Tree House Italian Grill

2201 College Ave., 443-4200

Lunch, Monday-Friday, 11am-2:30pm; Dinner, Sunday-Thursday, 5-10pm; Dinner, Friday-Saturday, 5-11pm

There are restaurants you visit to see and be seen. Then there are restaurants you visit that are more like comfortable friends that accept you as you are. There are restaurants you visit where you look for the newest dramatic creations of established masters or hot young Turks. Then there are restaurants you frequent when you want familiar, finely executed favorites.
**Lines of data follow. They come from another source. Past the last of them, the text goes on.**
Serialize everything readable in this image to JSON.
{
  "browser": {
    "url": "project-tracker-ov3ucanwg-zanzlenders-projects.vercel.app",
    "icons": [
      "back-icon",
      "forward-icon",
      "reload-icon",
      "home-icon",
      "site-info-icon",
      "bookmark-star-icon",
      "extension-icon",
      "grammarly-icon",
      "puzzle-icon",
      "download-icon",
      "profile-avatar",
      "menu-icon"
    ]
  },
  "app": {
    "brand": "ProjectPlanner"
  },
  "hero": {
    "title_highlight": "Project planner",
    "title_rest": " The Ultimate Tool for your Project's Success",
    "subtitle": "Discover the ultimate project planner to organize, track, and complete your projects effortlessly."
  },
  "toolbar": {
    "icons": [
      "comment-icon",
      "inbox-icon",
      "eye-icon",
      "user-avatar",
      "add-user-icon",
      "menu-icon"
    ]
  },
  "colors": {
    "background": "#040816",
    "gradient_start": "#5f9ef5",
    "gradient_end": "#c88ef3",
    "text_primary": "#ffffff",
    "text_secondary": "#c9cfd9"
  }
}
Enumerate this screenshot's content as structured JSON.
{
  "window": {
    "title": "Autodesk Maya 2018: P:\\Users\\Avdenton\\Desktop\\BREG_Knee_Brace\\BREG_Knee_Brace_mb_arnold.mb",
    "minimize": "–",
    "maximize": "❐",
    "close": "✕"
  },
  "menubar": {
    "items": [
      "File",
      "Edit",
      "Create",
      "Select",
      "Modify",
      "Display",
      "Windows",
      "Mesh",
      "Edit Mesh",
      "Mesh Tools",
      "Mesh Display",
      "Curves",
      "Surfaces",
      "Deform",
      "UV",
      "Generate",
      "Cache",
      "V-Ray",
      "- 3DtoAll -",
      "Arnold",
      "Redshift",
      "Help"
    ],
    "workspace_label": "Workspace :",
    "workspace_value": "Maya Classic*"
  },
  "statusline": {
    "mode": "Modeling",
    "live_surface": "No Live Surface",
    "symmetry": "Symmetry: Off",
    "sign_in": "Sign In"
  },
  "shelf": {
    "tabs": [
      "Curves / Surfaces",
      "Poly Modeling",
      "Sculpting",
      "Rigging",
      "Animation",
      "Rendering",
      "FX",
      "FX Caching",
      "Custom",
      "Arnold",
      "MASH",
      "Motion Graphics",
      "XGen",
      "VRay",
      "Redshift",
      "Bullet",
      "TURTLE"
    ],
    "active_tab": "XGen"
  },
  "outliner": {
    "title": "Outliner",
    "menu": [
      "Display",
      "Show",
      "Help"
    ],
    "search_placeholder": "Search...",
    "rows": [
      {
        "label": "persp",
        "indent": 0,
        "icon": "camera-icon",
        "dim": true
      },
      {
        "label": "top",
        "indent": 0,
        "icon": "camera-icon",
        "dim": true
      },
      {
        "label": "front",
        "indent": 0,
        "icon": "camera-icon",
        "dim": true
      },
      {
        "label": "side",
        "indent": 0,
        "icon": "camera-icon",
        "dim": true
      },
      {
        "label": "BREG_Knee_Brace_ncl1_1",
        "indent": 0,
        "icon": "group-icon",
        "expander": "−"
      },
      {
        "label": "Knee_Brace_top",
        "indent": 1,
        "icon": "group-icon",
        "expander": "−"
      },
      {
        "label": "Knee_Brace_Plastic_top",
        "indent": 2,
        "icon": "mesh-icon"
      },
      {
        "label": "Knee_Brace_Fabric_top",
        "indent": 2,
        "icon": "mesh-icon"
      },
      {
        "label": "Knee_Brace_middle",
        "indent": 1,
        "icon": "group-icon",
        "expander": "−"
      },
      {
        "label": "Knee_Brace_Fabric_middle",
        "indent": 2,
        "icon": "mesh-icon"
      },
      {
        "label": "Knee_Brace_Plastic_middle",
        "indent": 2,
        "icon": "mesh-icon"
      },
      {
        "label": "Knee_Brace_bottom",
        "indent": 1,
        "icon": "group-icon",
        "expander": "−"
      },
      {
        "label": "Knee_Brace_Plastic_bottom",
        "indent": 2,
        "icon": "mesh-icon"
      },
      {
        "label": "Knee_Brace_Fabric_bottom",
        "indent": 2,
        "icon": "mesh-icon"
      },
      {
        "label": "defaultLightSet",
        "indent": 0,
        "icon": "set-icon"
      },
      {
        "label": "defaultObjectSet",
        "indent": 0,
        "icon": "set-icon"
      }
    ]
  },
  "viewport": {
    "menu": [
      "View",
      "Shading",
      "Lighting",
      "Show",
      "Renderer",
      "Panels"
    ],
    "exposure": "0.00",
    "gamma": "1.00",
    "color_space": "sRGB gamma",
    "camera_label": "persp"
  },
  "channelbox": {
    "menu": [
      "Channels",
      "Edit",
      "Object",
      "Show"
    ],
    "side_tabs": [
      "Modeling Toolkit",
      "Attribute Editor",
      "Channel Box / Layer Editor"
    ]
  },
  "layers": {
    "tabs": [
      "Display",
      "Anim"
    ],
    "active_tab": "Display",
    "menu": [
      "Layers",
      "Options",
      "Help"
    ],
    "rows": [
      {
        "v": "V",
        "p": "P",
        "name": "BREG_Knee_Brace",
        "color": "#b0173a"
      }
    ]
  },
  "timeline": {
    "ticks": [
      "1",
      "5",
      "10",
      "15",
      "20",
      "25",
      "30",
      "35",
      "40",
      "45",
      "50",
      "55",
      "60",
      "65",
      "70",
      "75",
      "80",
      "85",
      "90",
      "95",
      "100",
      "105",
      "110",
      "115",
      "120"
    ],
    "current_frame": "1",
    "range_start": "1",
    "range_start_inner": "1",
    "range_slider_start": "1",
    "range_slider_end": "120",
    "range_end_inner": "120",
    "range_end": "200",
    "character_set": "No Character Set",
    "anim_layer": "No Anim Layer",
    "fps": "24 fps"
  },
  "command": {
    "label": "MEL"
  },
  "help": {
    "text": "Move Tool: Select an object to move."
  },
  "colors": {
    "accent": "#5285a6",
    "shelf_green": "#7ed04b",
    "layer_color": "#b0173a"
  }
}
There are restaurants you visit where the surroundings are so beautiful, you are transported to another world altogether. Then there are restaurants … the contrast falls apart here.

Tree House Italian Grill is unpretentious, familiar, and gorgeous. It’s just off the über-trendy South Congress boulevard of hipster heaven, but it’s miles away in sensibilities. Which isn’t to say that it isn’t a serious restaurant with ambitious intentions. It’s just that the emphasis is on South, not on Congress. You don’t have to slip into Manolo Blahniks or even black leather to feel right at home here. However, the unrivaled patio makes it an ideal location for a date when the emphasis is on your date, not the other cosmopolitan swilling singles.
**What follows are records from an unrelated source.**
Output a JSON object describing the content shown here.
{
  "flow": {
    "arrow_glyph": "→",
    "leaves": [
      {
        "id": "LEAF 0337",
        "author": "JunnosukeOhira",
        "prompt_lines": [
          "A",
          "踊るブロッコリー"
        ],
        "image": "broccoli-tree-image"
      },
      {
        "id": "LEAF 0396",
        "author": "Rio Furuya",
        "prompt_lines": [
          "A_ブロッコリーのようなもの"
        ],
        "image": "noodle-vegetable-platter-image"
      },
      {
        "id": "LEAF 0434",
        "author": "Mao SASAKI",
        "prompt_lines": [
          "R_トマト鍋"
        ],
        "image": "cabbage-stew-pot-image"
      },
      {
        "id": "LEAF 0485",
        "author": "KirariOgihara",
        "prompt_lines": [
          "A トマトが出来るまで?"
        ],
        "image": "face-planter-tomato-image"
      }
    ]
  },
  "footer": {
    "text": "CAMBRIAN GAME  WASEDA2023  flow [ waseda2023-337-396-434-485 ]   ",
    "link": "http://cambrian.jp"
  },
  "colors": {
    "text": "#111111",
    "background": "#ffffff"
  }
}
It calls itself Tree House Italian Grill, but the restaurant neither resides in a tree or is even predominately a grill. It is Italian, though, as the fragrant perfume of garlic in olive oil that greets you at the door will attest. The tree in question is the 400- to 500-year-old live oak that anchors the patio. It is on the scale of Treaty Oak, before the desecration. Its generous limbs provide such ample shade and heat temperance that even in the dog days of summer, an evening on the patio is utterly sublime and comfortable. Not content to let Mother Nature do all the decorating, the patio has been landscaped lavishly with gazebos, arched bridges, ground cover and flowering plants, climbing vines, and high walls that block the hubbub of the Avenue. The inside, too, is sumptuously done up with ornately painted stucco walls and very dim lighting. We always promise to try dining indoors at Tree House, but our resolve crumbles when we get a glimpse of the marvelous al fresco option. Next time it rains, though …
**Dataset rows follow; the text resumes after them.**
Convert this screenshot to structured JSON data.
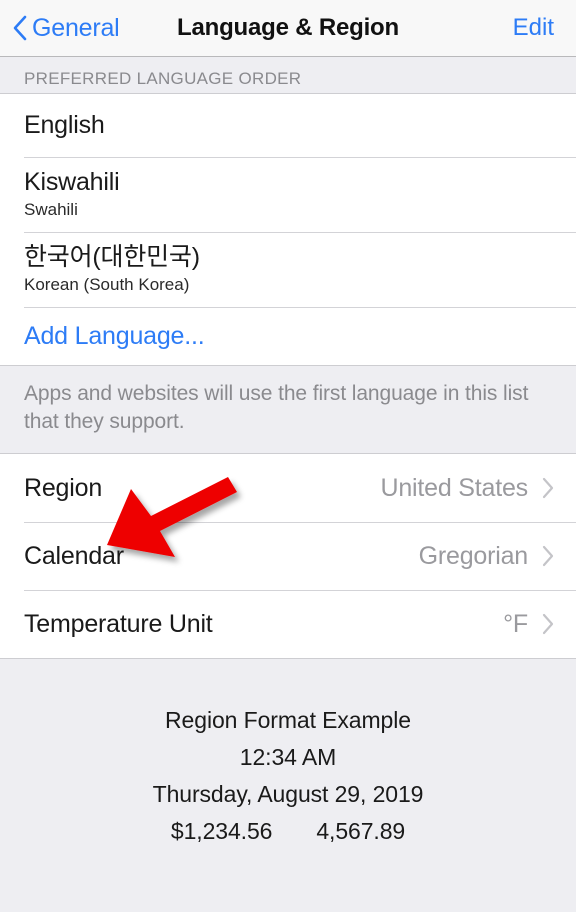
{
  "navbar": {
    "back_label": "General",
    "back_icon": "chevron-left-icon",
    "title": "Language & Region",
    "edit_label": "Edit"
  },
  "language_section": {
    "header": "PREFERRED LANGUAGE ORDER",
    "items": [
      {
        "title": "English",
        "subtitle": ""
      },
      {
        "title": "Kiswahili",
        "subtitle": "Swahili"
      },
      {
        "title": "한국어(대한민국)",
        "subtitle": "Korean (South Korea)"
      }
    ],
    "add_language_label": "Add Language...",
    "footer_note": "Apps and websites will use the first language in this list that they support."
  },
  "settings_section": {
    "rows": [
      {
        "label": "Region",
        "value": "United States",
        "accessory": "chevron-right-icon"
      },
      {
        "label": "Calendar",
        "value": "Gregorian",
        "accessory": "chevron-right-icon"
      },
      {
        "label": "Temperature Unit",
        "value": "°F",
        "accessory": "chevron-right-icon"
      }
    ]
  },
  "format_example": {
    "title": "Region Format Example",
    "time": "12:34 AM",
    "date": "Thursday, August 29, 2019",
    "currency": "$1,234.56",
    "number": "4,567.89"
  },
  "annotation": {
    "type": "arrow",
    "points_to": "Region",
    "color": "#ee0000"
  },
  "colors": {
    "accent_blue": "#2d7cf6",
    "group_background": "#eeeef2",
    "card_background": "#ffffff",
    "secondary_text": "#8a8a8e",
    "value_text": "#9a9a9e",
    "annotation_red": "#ee0000"
  }
}
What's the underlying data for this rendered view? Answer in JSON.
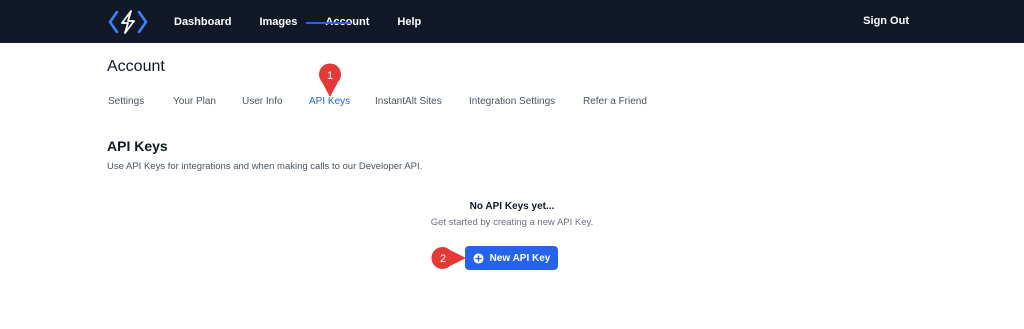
{
  "header": {
    "nav": [
      "Dashboard",
      "Images",
      "Account",
      "Help"
    ],
    "sign_out": "Sign Out"
  },
  "account": {
    "title": "Account",
    "tabs": [
      {
        "label": "Settings"
      },
      {
        "label": "Your Plan"
      },
      {
        "label": "User Info"
      },
      {
        "label": "API Keys",
        "active": true
      },
      {
        "label": "InstantAlt Sites"
      },
      {
        "label": "Integration Settings"
      },
      {
        "label": "Refer a Friend"
      }
    ]
  },
  "api_keys": {
    "title": "API Keys",
    "description": "Use API Keys for integrations and when making calls to our Developer API.",
    "empty_title": "No API Keys yet...",
    "empty_description": "Get started by creating a new API Key.",
    "new_button": "New API Key"
  },
  "annotations": [
    {
      "number": "1"
    },
    {
      "number": "2"
    }
  ],
  "colors": {
    "header_bg": "#111827",
    "accent": "#2563eb",
    "marker": "#e53935"
  }
}
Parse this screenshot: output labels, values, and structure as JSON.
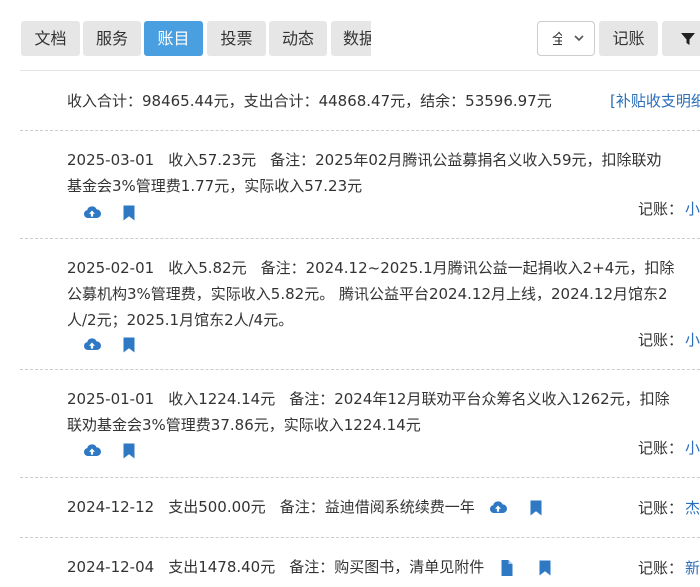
{
  "tabs": [
    {
      "label": "文档",
      "active": false
    },
    {
      "label": "服务",
      "active": false
    },
    {
      "label": "账目",
      "active": true
    },
    {
      "label": "投票",
      "active": false
    },
    {
      "label": "动态",
      "active": false
    },
    {
      "label": "数据",
      "active": false
    }
  ],
  "toolbar": {
    "select_value": "全部",
    "record_label": "记账",
    "filter_icon": "filter-icon"
  },
  "summary": {
    "text": "收入合计：98465.44元，支出合计：44868.47元，结余：53596.97元",
    "link": "[补贴收支明细]"
  },
  "entries": [
    {
      "date": "2025-03-01",
      "amount": "收入57.23元",
      "note_lines": [
        "备注：2025年02月腾讯公益募捐名义收入59元，扣除联劝",
        "基金会3%管理费1.77元，实际收入57.23元"
      ],
      "icons": [
        "cloud-upload-icon",
        "bookmark-icon"
      ],
      "recorder_label": "记账：",
      "recorder": "小"
    },
    {
      "date": "2025-02-01",
      "amount": "收入5.82元",
      "note_lines": [
        "备注：2024.12~2025.1月腾讯公益一起捐收入2+4元，扣除",
        "公募机构3%管理费，实际收入5.82元。 腾讯公益平台2024.12月上线，2024.12月馆东2",
        "人/2元；2025.1月馆东2人/4元。"
      ],
      "icons": [
        "cloud-upload-icon",
        "bookmark-icon"
      ],
      "recorder_label": "记账：",
      "recorder": "小"
    },
    {
      "date": "2025-01-01",
      "amount": "收入1224.14元",
      "note_lines": [
        "备注：2024年12月联劝平台众筹名义收入1262元，扣除",
        "联劝基金会3%管理费37.86元，实际收入1224.14元"
      ],
      "icons": [
        "cloud-upload-icon",
        "bookmark-icon"
      ],
      "recorder_label": "记账：",
      "recorder": "小"
    },
    {
      "date": "2024-12-12",
      "amount": "支出500.00元",
      "note_lines": [
        "备注：益迪借阅系统续费一年"
      ],
      "icons": [
        "cloud-upload-icon",
        "bookmark-icon"
      ],
      "recorder_label": "记账：",
      "recorder": "杰"
    },
    {
      "date": "2024-12-04",
      "amount": "支出1478.40元",
      "note_lines": [
        "备注：购买图书，清单见附件"
      ],
      "icons": [
        "file-icon",
        "bookmark-icon"
      ],
      "recorder_label": "记账：",
      "recorder": "新"
    }
  ],
  "colors": {
    "active_tab": "#4a9fe0",
    "tab_bg": "#e6e6e6",
    "icon_blue": "#2f78c4",
    "link_blue": "#2a6ebb"
  }
}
As for the food: It’s honest, fresh, uncomplicated, and delicious. There are more than 20 pasta options (more if you do the math and extrapolate all the possible combos). On our last visit we sampled penne arrabbiata (broccoli, prosciutto, mushrooms, red chili, and garlic in marinara and basil sauce, $9.50), spaghetti carbonara ($10.25), spaghetti with olive oil and garlic ($5.95), and the fish special of the day (drum with fresh spinach and roma tomatoes, $12.50). We all began with small Caesar salads ($5.95).

The salads were surprisingly authentic and gutsy with a generous dose of anchovy. The croutons betrayed the attention paid to this ubiquitous and usually maligned salad. They were perfectly dried, toasted, and infused with garlic. The salads were nicely dressed and just the correct size to awaken an appetite, not suppress it.

Each of our entrées were delicious and precisely prepared. The pasta was properly al dente, the fresh broccoli’s integrity was maintained, the carbonara was sinful, and the garlic and olive oil sauce was lovely in its simplicity. The fish was a delightful surprise, too — loaded with just-wilted spinach, the gentle acidity of the tomatoes set it off nicely. There’s nothing ground-breaking about the fare, but there is something special about its execution. The wine list, too, is suitable, not surprising. This isn’t the place to discover some obscure Sicilian vintage, but one where you’ll find a very reasonably priced familiar bottle to accompany your meal. A meal that, thanks to its surroundings and careful preparation, becomes a dining experience.